Florac

Florac est une bonne surprise pour qui a connu Mende. Sans doute suis-je injuste : ce n'est qu'un unique souvenir d'une unique traversée, mais Mende restera toujours pour moi telle que je l'ai découverte, au détour d'un virage, grise sous un ciel gris, entourée de montagnes oppressantes, grouillante de cyclistes. Ce devait être un critérium, ou un nid, ils étaient partout. La cathédrale, massive et médiévale, les repoussait comme elle pouvait : pas de vitraux, pas de fenêtres, mais des murs pleins et à peine quelques meurtrières. Jusque dans le bar de la place, les cyclistes s'infiltraient. Je pensais avoir verrouillé la porte, mais un m'y a surpris : j'avais mal au ventre, il avait des moustaches. J'ai revu des photos, depuis, y compris de cette cathédrale dont je me souviens comme d'une forteresse : ç'a l'air joli, pourtant ; mais Mende, encore, me traumatise.

Ainsi Florac est donc une bonne surprise.
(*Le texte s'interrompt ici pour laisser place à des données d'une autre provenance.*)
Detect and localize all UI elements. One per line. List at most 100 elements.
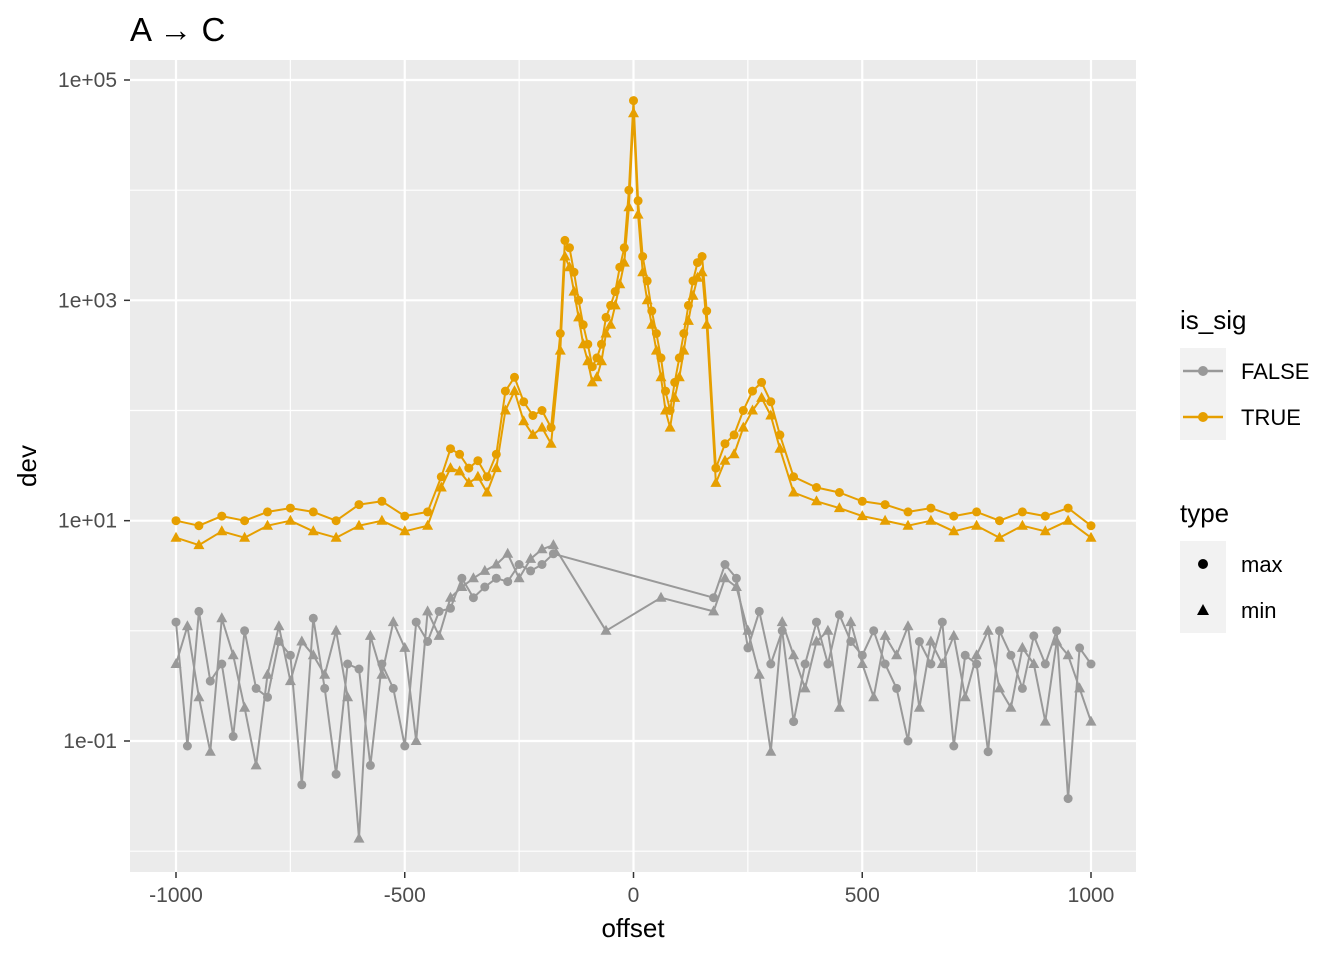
point-true-min: [262, 519, 273, 530]
point-true-max: [555, 329, 565, 338]
point-true-max: [642, 276, 652, 286]
point-true-max: [546, 423, 556, 433]
point-true-max: [629, 96, 638, 106]
axis-layer: -1000 -500 0 500 1000 1e-01 1e+01 1e+03 1e+05: [58, 69, 1114, 907]
point-false-min: [1051, 635, 1063, 646]
point-false-max: [720, 560, 730, 569]
point-true-min: [664, 421, 676, 432]
x-tick-label: -1000: [149, 884, 203, 907]
point-true-min: [445, 462, 456, 473]
point-true-min: [490, 462, 502, 473]
point-true-max: [354, 500, 364, 510]
point-true-min: [925, 514, 937, 525]
point-false-max: [251, 683, 261, 693]
point-true-max: [578, 320, 588, 330]
point-false-max: [480, 582, 490, 592]
point-false-min: [376, 668, 388, 679]
point-true-max: [880, 500, 890, 510]
point-true-max: [665, 406, 675, 415]
point-true-max: [683, 300, 693, 310]
point-true-min: [536, 421, 548, 432]
point-false-max: [457, 573, 467, 583]
point-false-min: [822, 624, 834, 635]
point-true-max: [610, 287, 620, 297]
point-false-min: [479, 564, 491, 575]
legend-title-type: type: [1180, 498, 1229, 528]
point-false-min: [655, 591, 667, 602]
point-false-min: [868, 691, 880, 702]
point-true-min: [994, 531, 1005, 542]
point-false-min: [879, 629, 891, 640]
point-true-max: [995, 516, 1004, 526]
point-false-max: [194, 606, 204, 616]
point-false-min: [547, 539, 559, 550]
point-true-min: [737, 421, 749, 432]
point-false-max: [365, 760, 375, 770]
point-false-max: [960, 650, 970, 660]
point-true-min: [527, 428, 539, 439]
point-false-max: [892, 683, 902, 693]
point-true-min: [399, 525, 411, 536]
point-true-max: [638, 252, 648, 261]
point-true-min: [605, 318, 617, 329]
point-false-min: [433, 629, 445, 640]
point-true-max: [615, 262, 625, 272]
point-true-min: [774, 442, 786, 453]
y-axis-title: dev: [12, 445, 42, 487]
point-true-max: [670, 377, 680, 387]
point-false-min: [742, 624, 754, 635]
point-true-max: [647, 306, 657, 316]
point-true-max: [1017, 507, 1027, 517]
point-true-min: [696, 266, 708, 277]
legend-key-false-point: [1198, 366, 1208, 376]
point-true-max: [194, 521, 204, 531]
point-false-max: [926, 659, 936, 669]
point-true-max: [766, 397, 776, 407]
point-false-min: [216, 612, 228, 623]
point-false-max: [297, 780, 307, 790]
point-false-min: [913, 701, 925, 712]
point-false-max: [503, 577, 513, 587]
point-true-min: [472, 470, 484, 481]
point-true-max: [624, 185, 634, 195]
point-false-max: [789, 717, 799, 727]
y-tick-label: 1e+01: [58, 510, 117, 533]
point-true-min: [811, 495, 822, 506]
point-false-min: [1062, 649, 1074, 660]
point-true-min: [788, 486, 800, 497]
point-true-max: [789, 472, 799, 482]
point-false-max: [731, 573, 741, 583]
point-true-max: [702, 306, 712, 316]
point-true-max: [473, 456, 483, 466]
point-true-max: [697, 252, 707, 261]
point-true-min: [435, 481, 447, 492]
point-false-max: [766, 659, 776, 669]
point-true-max: [482, 472, 492, 482]
point-false-min: [227, 649, 239, 660]
point-false-min: [776, 616, 788, 627]
point-false-min: [936, 658, 948, 668]
point-true-max: [528, 411, 538, 420]
point-false-min: [502, 547, 514, 558]
point-false-min: [959, 691, 971, 702]
point-false-min: [845, 616, 857, 627]
point-true-max: [633, 196, 643, 206]
point-true-max: [569, 267, 579, 277]
point-false-max: [995, 626, 1004, 636]
point-true-max: [592, 353, 602, 363]
point-false-min: [204, 745, 216, 756]
point-true-min: [596, 355, 607, 366]
point-false-min: [181, 620, 193, 631]
point-false-max: [1063, 794, 1073, 804]
point-false-min: [1074, 682, 1086, 693]
point-false-min: [364, 629, 376, 640]
legend-label-max: max: [1241, 552, 1283, 577]
legend-layer: is_sig FALSE TRUE type max min: [1180, 305, 1309, 633]
x-tick-label: 500: [845, 884, 880, 907]
point-true-min: [330, 531, 342, 542]
point-true-max: [455, 449, 465, 459]
point-true-max: [1040, 511, 1050, 521]
point-false-min: [971, 649, 983, 660]
point-true-min: [307, 525, 319, 536]
point-true-min: [193, 539, 205, 550]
Après des heures de virages, d'alternances entre des montagnes pelées et des sous-bois obscurs, tout à coup, cette petite ville lumineuse et bon enfant. Une petite rivière la traverse ; de réservoir en déversoir, elle cascade et se laisse photographier par les touristes. Le festival d'improvisation bat son plein : trois clowns usés vont de bistrot en bistrot faire leur numéro de plus en plus imbibé. Au centre du village, une place longue comme la course de chars de Ben Hur, mais ombragée, sous les platanes, avec les spectateurs attablés en terrasse et les rigolos à vélo comme seuls concurrents.
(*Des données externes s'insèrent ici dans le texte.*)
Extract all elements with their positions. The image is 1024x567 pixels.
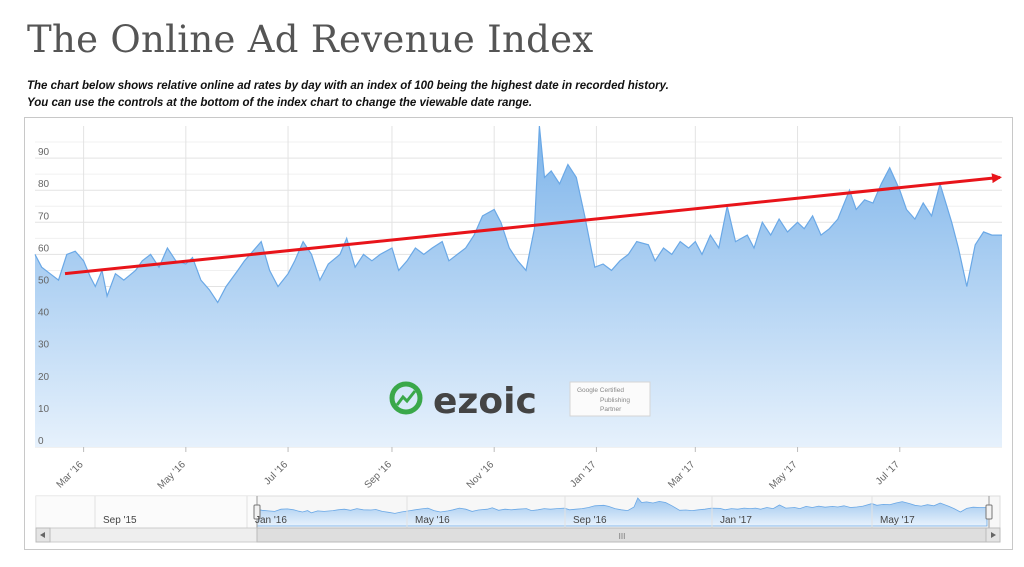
y-tick-label: 70: [38, 211, 50, 222]
ezoic-logo-icon: [389, 381, 423, 415]
navigator-tick-label: Sep '15: [103, 515, 137, 526]
chart-frame: 0 10 20 30 40 50 60 70 80 90 Mar '16 May '16 Jul '1…: [24, 117, 1013, 550]
trend-arrow-layer: [64, 173, 1002, 276]
navigator-tick-label: May '17: [880, 515, 915, 526]
ezoic-brand-text: ezoic: [433, 381, 537, 422]
navigator-handle-left[interactable]: [253, 504, 261, 520]
navigator[interactable]: Sep '15 Jan '16 May '16 Sep '16 Jan '17 May '…: [35, 495, 1001, 529]
y-tick-label: 30: [38, 340, 50, 351]
x-tick-label: Mar '16: [55, 459, 86, 490]
navigator-ticks: Sep '15 Jan '16 May '16 Sep '16 Jan '17 May '…: [94, 496, 915, 528]
navigator-tick-label: Jan '16: [255, 515, 287, 526]
y-tick-label: 20: [38, 372, 50, 383]
badge-line-2: Publishing: [600, 397, 630, 404]
certified-badge: [569, 381, 651, 417]
x-tick-label: Sep '16: [363, 459, 395, 491]
x-tick-label: May '17: [767, 459, 800, 492]
y-tick-label: 40: [38, 308, 50, 319]
badge-line-3: Partner: [600, 406, 622, 413]
navigator-tick-label: Sep '16: [573, 515, 607, 526]
x-tick-label: Mar '17: [666, 459, 697, 490]
badge-line-1: Google Certified: [577, 387, 624, 394]
x-tick-label: Nov '16: [465, 459, 497, 491]
x-tick-label: Jul '17: [874, 459, 902, 487]
navigator-mask-left: [36, 496, 257, 528]
ezoic-watermark: ezoic Google Certified Publishing Partne…: [389, 381, 651, 422]
y-tick-label: 80: [38, 179, 50, 190]
navigator-handle-right[interactable]: [985, 504, 993, 520]
ezoic-logo-mark: [395, 390, 417, 406]
y-tick-label: 10: [38, 404, 50, 415]
page-title: The Online Ad Revenue Index: [27, 18, 594, 61]
y-tick-label: 60: [38, 243, 50, 254]
y-tick-label: 0: [38, 436, 44, 447]
y-axis-ticks: 0 10 20 30 40 50 60 70 80 90: [38, 147, 50, 447]
y-tick-label: 90: [38, 147, 50, 158]
scroll-left-arrow-icon: [40, 532, 45, 538]
revenue-index-chart: 0 10 20 30 40 50 60 70 80 90 Mar '16 May '16 Jul '1…: [34, 125, 1002, 543]
scrollbar[interactable]: III: [35, 527, 1001, 543]
x-tick-label: Jan '17: [568, 459, 599, 490]
trend-arrow: [64, 173, 1002, 276]
scrollbar-grip: III: [619, 532, 626, 541]
scroll-right-arrow-icon: [991, 532, 996, 538]
page-subtitle-line-1: The chart below shows relative online ad…: [27, 80, 669, 92]
area-fill: [35, 126, 1002, 447]
y-tick-label: 50: [38, 276, 50, 287]
page-subtitle-line-2: You can use the controls at the bottom o…: [27, 97, 533, 109]
x-tick-label: Jul '16: [262, 459, 290, 487]
x-axis-ticks: Mar '16 May '16 Jul '16 Sep '16 Nov '16 Jan '…: [55, 447, 902, 492]
navigator-tick-label: May '16: [415, 515, 450, 526]
x-tick-label: May '16: [156, 459, 189, 492]
navigator-area: [256, 497, 988, 527]
navigator-tick-label: Jan '17: [720, 515, 752, 526]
La montagne, la rivière, les routes, tout laisse penser que l'hiver doit y être rude. Mais cette ombre sous les platanes, l'accent des énergumènes, une certaine lenteur laisse déjà deviner le midi. Même la République y est bonhomme : sur cette place principale, dont on s'étonne qu'elle manque d'un kiosque à musique, un petit immeuble de deux étages, pas différent de ses voisins. Le crépi n'est plus très frais, la peinture s'écaille sur les volets. À côté de la porte, comme pour un médecin de campagne ou un notaire, une petite plaque de laiton : République Française — Sous-préfecture de la Lozère.

On repart de là réconcilié avec le département : il n'y a donc pas que Mende. En montant en voiture, on plaisante et on se taquine. On s'imagine acheter là une maison de campagne pour y passer ses vieux jours. Jouer aux cartes sous les platanes, prendre l'apéro avec Monsieur le préfet, pécher dans la rivière. Tout le monde est pour, cela n'engage à rien. On met le contact.

La voiture ne démarre pas.

On fait silence, on se regarde. Devra-t-on passer là la semaine ? Un nouveau tour de clef, prudent, comme on met la main sur l'épaule d'un somnambule : on voudrait tant qu'il revienne à lui ; mais le brusquer pourrait lui être fatal. La voiture tousse, hésite, démarre. On passe la première et on reprend la départementale.

Florac était une bonne surprise, se dit-on, quand elle est bien derrière soi.